Today, they are flooded with calls from private landowners in Washington County who want to know how they can preserve their land for the next generation, and how to restore it to the best condition. Many of them will join the 70 Washington County landowners who together have already placed nearly 4,000 acres into conservation easements with the Land Trust.
This year the county, along with the Land Trust, is launching a new outreach effort to educate landowners about options — including conservation easements and funding for habitat restoration. Together, they will explain how the county and the Land Trust can combine different local, state and federal grants, and bring in a wide variety of expertise from other partners to accelerate land protection for future generations.
In hindsight, the decision to protect Shepard Farm looks prescient.
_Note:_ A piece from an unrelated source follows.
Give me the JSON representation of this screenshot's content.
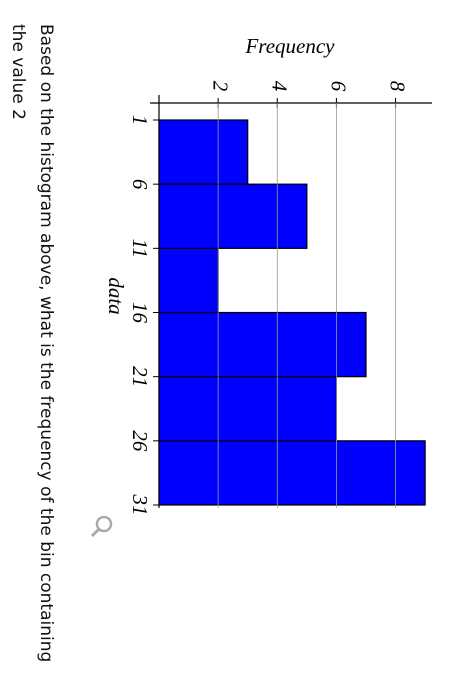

In 1920 Roger and Katherine Shepard, of St. Paul, bought 140 acres of what was then rural Cottage Grove property to use as a summer estate. Years later, their daughter Constance Shepard-Otis entered it into a conservation easement with the Land Trust in order to keep her parents’ vision for the land alive. She gifted it to the Wilder Foundation and they then gave it to the Dodge Nature Center. That created a second environmental education site for the nonprofit, which operates programs for adults and children on 320 acres 15 miles away.
“It stands for what we believe in,” said executive director Jason Sanders. “We can use this to create new stewards of the world, and to expand our environmental education approach to a new community.”
Today Shepard Farm rises like a green island above a sea of suburban development. Farm animals are back, and this summer the voices of children again rang out among the trees and vegetable gardens as Dodge launched their first summer day camps.
And soon the public will be able to enjoy it as much as the kids. Once the parking lot is complete and permanent bathroom facilities are installed, Dodge Nature Center expects to open it up to anyone who wants a peaceful walk in nature.
“It’s an extremely quiet place,” said Sanders. “You will notice birds that you don’t see in the middle of the city.”
Not to mention toads and deer and snakes.